Georgie died yesterday. He was only 7 years old. And his sister, Martha died last year when she was only 6. They died from different causes, but I fear that high breeding had something to do with their premature deaths.
George and Martha were Maine Coon cats; siblings from the same litter, but different as night and day. Martha was the alpha cat; a pushy but lovable bitch who performed only in the center ring—she was the Queen. Her nickname was Queenie.
Martha was the first thing I saw when I woke up in the morning, because minutes before the alarm went off, she would camp near the bed, staring at me, waiting for the radio to come on—or for my eyelids to open; either event would set her off. Then she would MEOOOWWW for attention and head for the kitchen counter and the treat jar. If I didn’t follow immediately she would retrace her steps and MEOOOWWW again, “C’mon Marvin, I’m hungry.” This was every day—no holidays for the Queen’s staff.
George was the opposite; he was laid back and very, very lovable.

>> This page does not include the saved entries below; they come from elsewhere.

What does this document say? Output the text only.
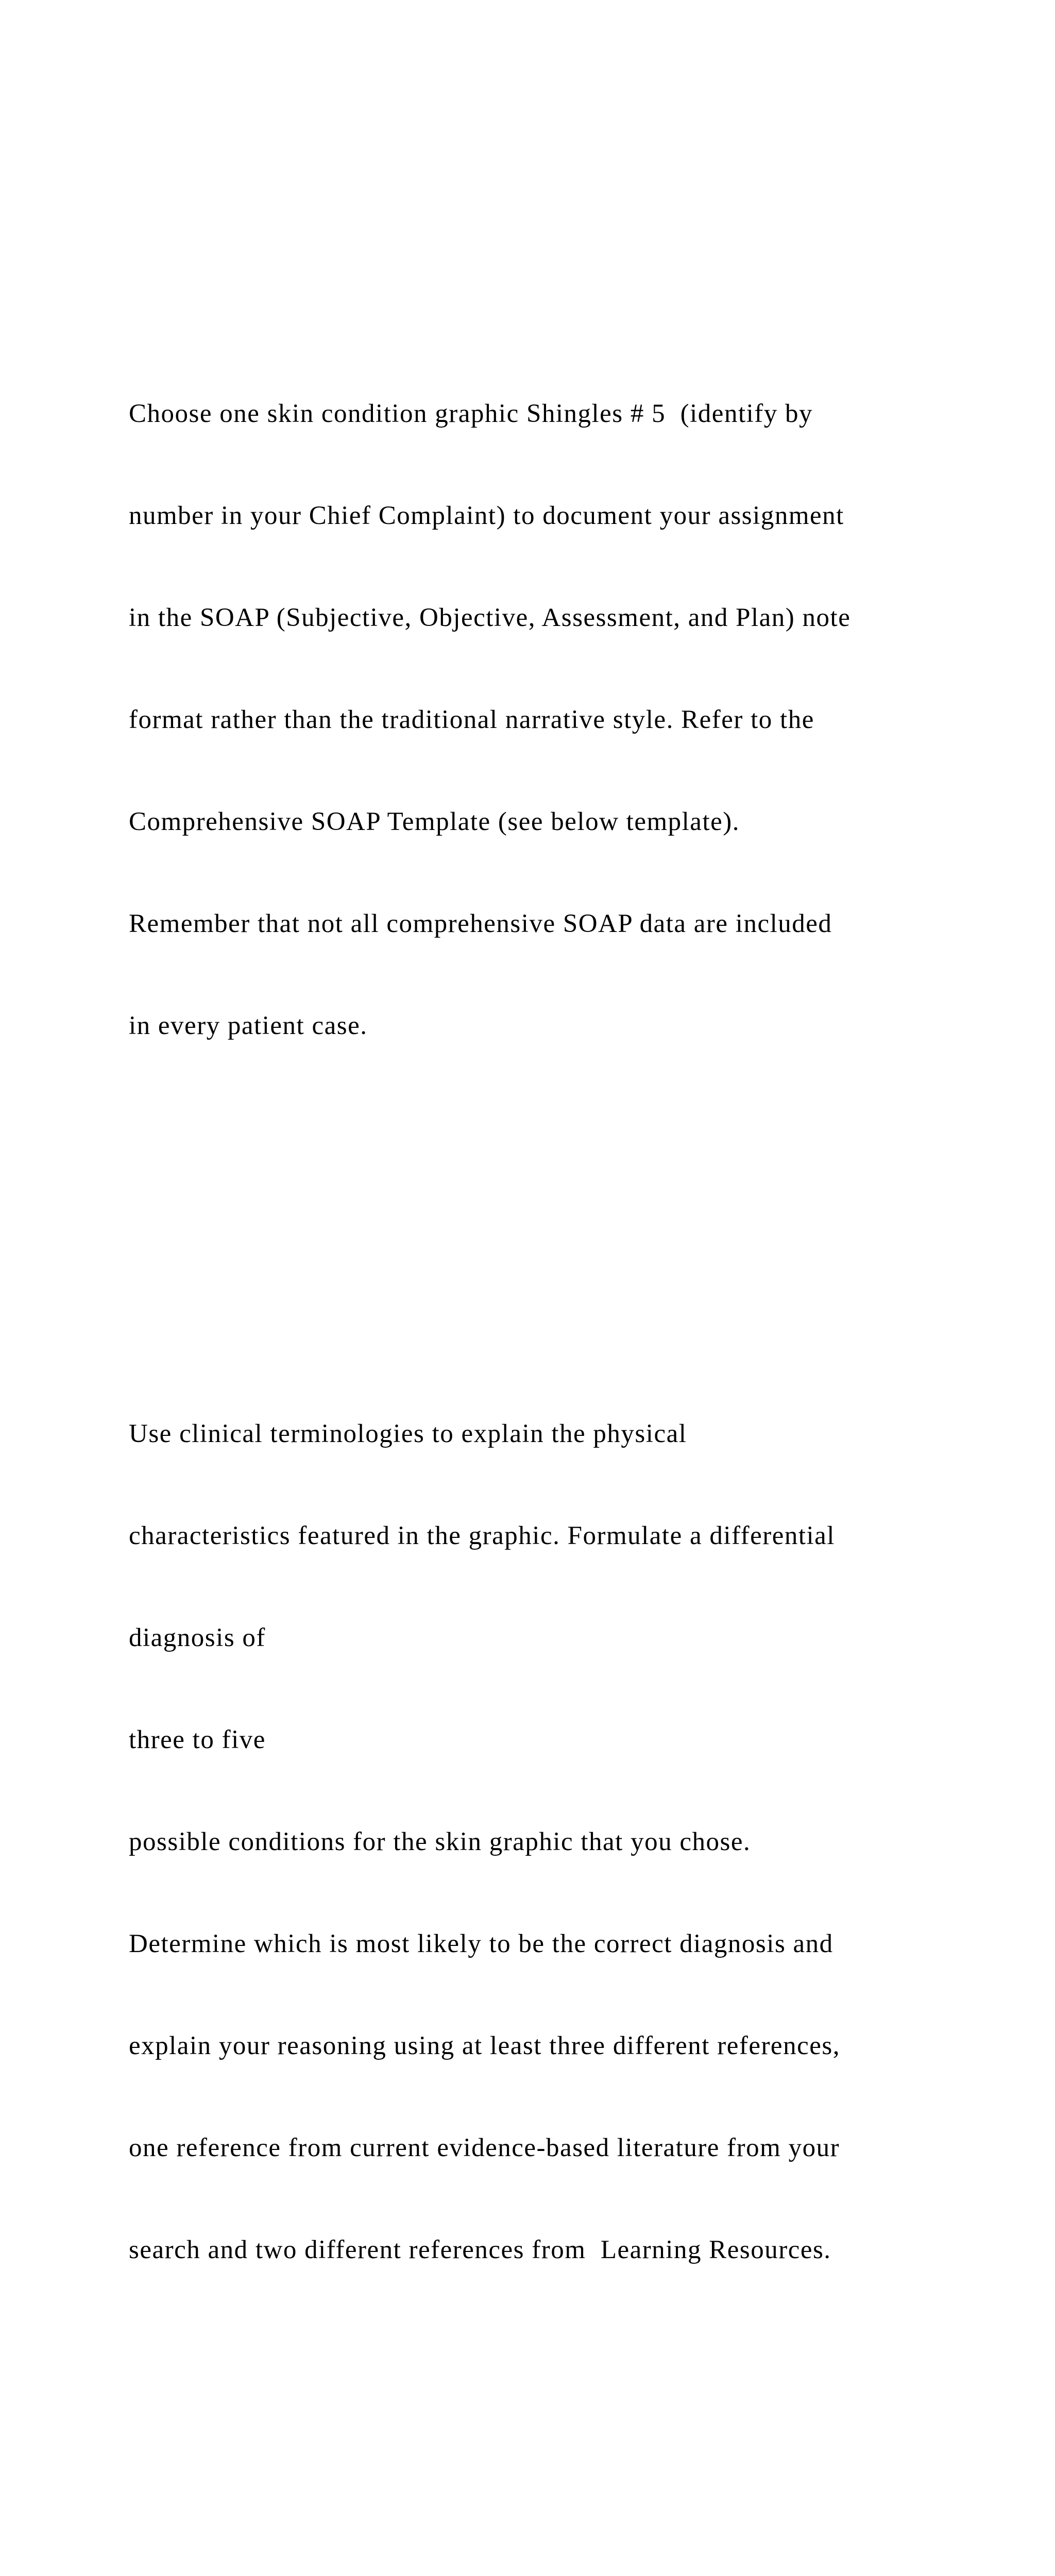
Choose one skin condition graphic Shingles # 5  (identify by

number in your Chief Complaint) to document your assignment

in the SOAP (Subjective, Objective, Assessment, and Plan) note

format rather than the traditional narrative style. Refer to the

Comprehensive SOAP Template (see below template).

Remember that not all comprehensive SOAP data are included

in every patient case.

Use clinical terminologies to explain the physical

characteristics featured in the graphic. Formulate a differential

diagnosis of

three to five

possible conditions for the skin graphic that you chose.

Determine which is most likely to be the correct diagnosis and

explain your reasoning using at least three different references,

one reference from current evidence-based literature from your

search and two different references from  Learning Resources.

Malleable is a word that comes to mind.; you could handle him like play dough. And he was the prettiest cat I ever saw. He was cordovan colored with streaks of black, and he had long pointed ears like a bobcat. He was wild looking. And beautiful.
Georgie was Annice’s alarm clock. He slept in the bed with her, and like his sister, he had a morning routine. Minutes before the alarm went off, he would perch on Annice’s chest, nose to nose with her face, and then he would bump her chin with his chin until she opened her eyes.
Two personal alarm clocks. What more could one ask for?
They were siblings and yet very different. Martha loved to be brushed; Georgie liked to be massaged. He loved for me to rub his back—and his stomach. And if I quit too soon he would head-butt me until I resumed the treatment.
Martha was pushy and demanding; Georgie was tolerant and forgiving. But both were needy in their own way. Sweet is how I would describe George. We joked that there must have been a mix-up at the breeder and he was probably the girl.
I miss them more than I can express, but my sadness is overshadowed by Annice’s grief. I was out of town when Georgie died and Annice called about midnight to tell me what happened. I cannot get her awful wailing voice out of my mind; it was the most helpless forlorn sound I’ve ever heard. Later she told me she loved them more than any pets she’s ever had. She didn’t need to explain.
We have fuzzy colored balls all over the house for the cats to play with. The other cats (we have four) mostly ignore them, but Georgie considered them prize prey and green was his favorite color. Loud chirps announced his hunting trips as he proudly paraded through the house with the latest kill. The House is no longer safe from green balls.